How to Use PKI Certificate Authentication With Linux and Mac OS X Connect Tunnel Client
This article describes the steps that need to followed on a Linux or Mac OS X machine to configure a Connect Tunnel Client for PKI authentication. This article will discuss how to do the following:
Configure the client to connect to an appliance.
Import the client certificate into the client.
Connect to the appliance.
Screenshots in this article were taken from a Linux client. The UI is nearly identical for the Mac OS X Connect Tunnel client.
Configure the client to connect to an appliance
Launch the Connect Tunnel Client. For Linux users, launch the GUI mode client by using the startctui command.
From the Configuration dropdown menu, select Create /Edit Configuration...
In the configuration window that's displayed the VPN Configurations option will be selected.
Click on the + near the lower left corner of the window to add new configuration.
Enter a name for the configuration.
Enter a Host name for the configuration.
Click Change to pull down a list of realms, as shown in the screenshot below:
From the list, click on your realm that performs PKI authentication.

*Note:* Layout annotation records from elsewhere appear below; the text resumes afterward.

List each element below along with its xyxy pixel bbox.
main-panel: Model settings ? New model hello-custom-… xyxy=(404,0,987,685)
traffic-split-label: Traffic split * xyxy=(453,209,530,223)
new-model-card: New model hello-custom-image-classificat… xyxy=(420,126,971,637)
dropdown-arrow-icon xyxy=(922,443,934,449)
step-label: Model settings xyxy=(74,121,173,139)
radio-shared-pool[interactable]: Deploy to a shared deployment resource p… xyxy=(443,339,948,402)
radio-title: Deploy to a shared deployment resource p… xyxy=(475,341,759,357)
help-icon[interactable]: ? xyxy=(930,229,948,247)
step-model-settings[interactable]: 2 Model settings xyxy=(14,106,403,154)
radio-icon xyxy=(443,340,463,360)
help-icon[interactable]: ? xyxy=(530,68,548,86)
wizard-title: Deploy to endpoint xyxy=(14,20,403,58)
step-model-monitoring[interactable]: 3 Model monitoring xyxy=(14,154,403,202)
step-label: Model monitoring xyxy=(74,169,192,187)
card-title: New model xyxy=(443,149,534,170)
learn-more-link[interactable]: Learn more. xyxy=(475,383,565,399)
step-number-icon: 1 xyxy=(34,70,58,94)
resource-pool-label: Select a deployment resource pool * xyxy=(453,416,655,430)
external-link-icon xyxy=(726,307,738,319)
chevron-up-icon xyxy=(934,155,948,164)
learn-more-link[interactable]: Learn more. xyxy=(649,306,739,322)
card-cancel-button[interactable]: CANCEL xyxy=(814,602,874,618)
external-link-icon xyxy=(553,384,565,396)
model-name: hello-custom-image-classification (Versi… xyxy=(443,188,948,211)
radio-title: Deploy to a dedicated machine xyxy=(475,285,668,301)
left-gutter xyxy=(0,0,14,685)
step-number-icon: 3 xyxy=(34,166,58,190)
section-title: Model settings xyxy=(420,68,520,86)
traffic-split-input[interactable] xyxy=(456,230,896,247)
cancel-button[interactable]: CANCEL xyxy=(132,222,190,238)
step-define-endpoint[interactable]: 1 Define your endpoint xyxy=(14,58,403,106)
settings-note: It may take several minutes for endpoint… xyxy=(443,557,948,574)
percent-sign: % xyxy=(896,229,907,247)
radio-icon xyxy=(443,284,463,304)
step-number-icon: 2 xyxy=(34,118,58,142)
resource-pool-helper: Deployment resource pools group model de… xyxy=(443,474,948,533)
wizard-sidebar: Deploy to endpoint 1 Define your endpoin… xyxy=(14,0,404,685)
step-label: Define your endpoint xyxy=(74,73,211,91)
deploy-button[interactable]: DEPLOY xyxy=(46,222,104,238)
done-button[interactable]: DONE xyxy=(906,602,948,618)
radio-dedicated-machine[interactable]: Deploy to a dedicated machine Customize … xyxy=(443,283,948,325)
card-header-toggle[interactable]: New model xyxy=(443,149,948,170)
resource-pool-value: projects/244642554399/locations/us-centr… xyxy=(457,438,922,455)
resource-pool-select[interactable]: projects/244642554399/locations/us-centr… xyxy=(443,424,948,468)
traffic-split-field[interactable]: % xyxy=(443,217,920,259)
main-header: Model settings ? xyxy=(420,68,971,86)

Click the Save button in the lower right corner of the window.
Do not click the Close button. You'll now need to import your client certificate.
Import the client certificate into the client
The Connect Tunnel client contains its own user certificate repository independent of any other repository on the system. This client does not integrate with the Mac OS X Keychain. To import a client certificate, follow the steps below.
From the configurations window, select the dropdown menu near the upper left of the window and selectImport Certificates.
Another window will display and will show you which certificates you have already imported into the client's local repository.
Click the Import button at the bottom of the window to import your user certificate.
In the following dialog window that pops up, browse to your certificate file, select it, and click the Select button.
Note: Your certificate file typically will be in PCKS #12 format, ending in a .pfx extension.
If prompted, enter the password for the certificate.
You will now be returned to the previous window. Double-click Repository to view the certificates in it.
Click the Close button to return to the configuration screen and then click the Close button there to return to the main login screen.
Connect to the appliance
From the Configuration dropdown menu, select the configuration you created early.
From the Certificate section, click Select. The certificate repository window will display. Double-click Repository to load the certificate.:
Click Close. Your certificate should now be available in the Certificate dropdown menu.
You can now click Connect and authenticate to your appliance.